Symbiotic nitrogen-fixing rhizobia enable plant growth in poor soils

Due to their ability to fix nitrogen in symbiosis with legumes, rhizobia play an important role in agriculture. They enable growth of legumes on low-nitrogen soils without additional nitrogen supply. The root nodule forming bacterium Sino­rhizobium meliloti living in symbiosis with alfalfa was chosen for analysis. Potent genetic methods and techniques for engineering were developed for S. meliloti allowing a detailed analysis of this species. In the area of genome research, S. meliloti was one of the first bacteria to be completely sequenced. The genome sequence of S. meliloti 1021 was established within an international consortium including European, Canadian and US-American researchers (Galibert et al., Science 293, 2001: 668 - 672). Subsequently, the genome sequences of further Sinorhizobium strains were analyzed at the CeBiTec, namely Sinorhizobium fredii HH103, Sinorhizobium meliloti RM41 and Sinorhizobium meliloti SM11. These sequencing projects were supervised by S. Weidner .

rhizobia legume symbiosis

Fig. 1: Symbiotic nitrogen fixation between the legume lucerne and the soil bacterium Sinorhizobium meliloti

The soil bacterium Sino­rhizobium meliloti 1021 induces root nodules on alfalfa. After colonizing these root nodules, S. meliloti cells differentiate into nitrogen-fixing bacteroids. The genome of S. meliloti 1021 comprises a chromosome and the two megaplasmids pSymA and pSymB. 

 

 

 

 

 

 

 

Amino acids produced by corynebacteria are used as feed additives for animal nutrition

Corynebacterium glutamicum produces the amino acid lysine which is used as a feed additive for animal nutrition worldwide. In cooperation with the company Degussa, now Evonik Industries AG, the strain Corynebacterium glutamicum ATCC 13032 was genetically analyzed and finally sequenced (Kalinowski et al., J. Biotechnol. 104, 2003: 5 – 25). After establishing the genome sequence, amino acid production was improved by using omics technologies. C. glutamicum is very well suited for genome-based systems biology and is regarded as a platform organism for Synthetic Biology. The analyses mentioned above were carried out in close cooperation with J. Kalinowski and his group.

C. glutamicum genome plot

 Fig. 2: Genome plot of Corynebacterium glutamicum ATCC 13032
The genome of C. glutamicum ATCC 13032 comprises a circular chromosome with a size of 3.2 million bases and about 3,000 protein-coding genes. The genome was sequenced  from 1999-2001. In 2003, it was published by J. Kalinowski et al. in Journal of Biotechnology.

 

 

 

 

 

 

 

 

 

Xanthan-synthesizing xanthomonads produce a versatile thickening agent

Xanthomonas campestris pv. campestris (Xcc), a GRAS organism (GRAS: generelly regarded as safe), is used for the industrial production of the exopolysaccharide xanthan. Xanthan serves as thickener for food, but can also be found in pharmaceuticals and cosmetic products. The genome of the xanthan-producing Xcc B100 was sequenced (Vorhölter et al., Journal of Biotechnol. 134, 2008: 33 – 45) and analzed by means of systems biology. At the moment, a cooperation between the company Jungbunzlauer, Vienna, Austria, and the CeBiTec of Bielefeld University aims to improve xanthan biosynthesis using omics analyses. This project is carried out in cooperation with K. Niehaus. and coordinated by the scientists V. Ortseifen and M. Ruwe.

Xcc colonies

Fig. 3: Colonies of Xanthomonas campestris pv. campestris (Xcc) B100 on solid agar.

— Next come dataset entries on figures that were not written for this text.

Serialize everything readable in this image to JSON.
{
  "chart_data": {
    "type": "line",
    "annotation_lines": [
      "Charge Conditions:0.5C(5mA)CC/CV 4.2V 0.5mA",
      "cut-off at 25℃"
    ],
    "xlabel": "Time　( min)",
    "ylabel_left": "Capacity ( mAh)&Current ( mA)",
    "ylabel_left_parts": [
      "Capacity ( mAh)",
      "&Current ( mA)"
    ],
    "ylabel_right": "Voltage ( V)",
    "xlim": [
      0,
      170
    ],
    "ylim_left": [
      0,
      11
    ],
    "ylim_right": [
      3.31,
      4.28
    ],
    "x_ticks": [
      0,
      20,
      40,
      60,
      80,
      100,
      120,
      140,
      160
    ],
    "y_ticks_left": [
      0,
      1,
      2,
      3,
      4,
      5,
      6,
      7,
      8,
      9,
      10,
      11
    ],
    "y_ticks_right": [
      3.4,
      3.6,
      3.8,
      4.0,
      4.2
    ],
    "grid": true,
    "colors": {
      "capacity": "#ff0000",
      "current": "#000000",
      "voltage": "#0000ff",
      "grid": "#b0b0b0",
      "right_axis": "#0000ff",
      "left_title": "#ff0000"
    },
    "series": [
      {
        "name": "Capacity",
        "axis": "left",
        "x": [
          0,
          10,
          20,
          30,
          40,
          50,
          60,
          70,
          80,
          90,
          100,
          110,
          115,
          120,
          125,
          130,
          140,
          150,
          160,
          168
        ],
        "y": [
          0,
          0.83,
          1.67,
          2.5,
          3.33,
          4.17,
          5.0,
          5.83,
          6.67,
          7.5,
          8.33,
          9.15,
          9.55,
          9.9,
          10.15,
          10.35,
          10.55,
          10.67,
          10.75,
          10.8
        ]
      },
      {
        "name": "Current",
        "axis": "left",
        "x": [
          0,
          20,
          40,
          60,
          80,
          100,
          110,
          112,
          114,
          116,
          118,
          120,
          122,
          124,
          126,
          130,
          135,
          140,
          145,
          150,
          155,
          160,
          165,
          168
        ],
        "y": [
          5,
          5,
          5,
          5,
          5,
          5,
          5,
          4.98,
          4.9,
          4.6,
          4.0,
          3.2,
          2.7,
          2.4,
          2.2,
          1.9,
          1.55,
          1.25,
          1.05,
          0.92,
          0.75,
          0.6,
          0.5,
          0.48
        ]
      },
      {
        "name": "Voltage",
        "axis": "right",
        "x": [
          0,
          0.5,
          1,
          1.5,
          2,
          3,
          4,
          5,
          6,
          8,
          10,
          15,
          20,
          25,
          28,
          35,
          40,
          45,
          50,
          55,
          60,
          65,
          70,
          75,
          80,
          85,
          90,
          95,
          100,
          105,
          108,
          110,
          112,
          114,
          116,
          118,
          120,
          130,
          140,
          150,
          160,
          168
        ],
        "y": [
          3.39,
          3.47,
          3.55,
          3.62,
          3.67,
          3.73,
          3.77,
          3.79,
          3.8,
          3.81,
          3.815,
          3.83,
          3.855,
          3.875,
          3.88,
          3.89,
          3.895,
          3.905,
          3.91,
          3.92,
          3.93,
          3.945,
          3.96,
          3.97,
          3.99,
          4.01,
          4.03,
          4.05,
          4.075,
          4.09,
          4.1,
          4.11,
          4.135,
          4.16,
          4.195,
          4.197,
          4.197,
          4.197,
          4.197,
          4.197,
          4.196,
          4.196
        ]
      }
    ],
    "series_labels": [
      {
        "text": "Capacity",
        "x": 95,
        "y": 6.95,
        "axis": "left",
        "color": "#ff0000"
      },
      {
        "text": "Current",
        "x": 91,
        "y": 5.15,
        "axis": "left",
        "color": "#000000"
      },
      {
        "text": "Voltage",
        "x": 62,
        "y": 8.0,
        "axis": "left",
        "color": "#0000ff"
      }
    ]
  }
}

The Xcc wild type colonies are characterized by a smooth, slimy phenotype indicating the production of the exopolysaccharide xanthan.

 

 

 

 

 

 

 

 

 

 

Acarbose synthesized by Actinoplanes strains is used as therapeutic for the treatment of diabetes type II

Acarbose, a secondary metabolite produced by Actinoplanes, is used in medicine for the treatment of diabetes II. Acarbose is marketed as “Glucobay” by Bayer Pharma AG. In cooperation with the company, the genome of the acarbose-synthesizing strain Actinoplanes sp. SE50/110 was sequenced (Schwientek et al. BMC Genomics13, 2012:112). The sequence data now enables the detailed analysis by omics technologies. The project was carried out together with the group of J. Kalinowski and is coordinated by the two scientists S. Schneiker-Bekel and M. Persicke.

Actinoplanes project

Fig. 4: Overview on omics analyses of the acarbose producer Actinoplanes sp. SE50/110

In the meantime, the four omics technologies presented were successfully established for Actinoplanes sp. SE 50/110. The genome was sequenced and the genome-wide gene expression was analyzed. Furthermore, protein localization and metabolite identification were carried out.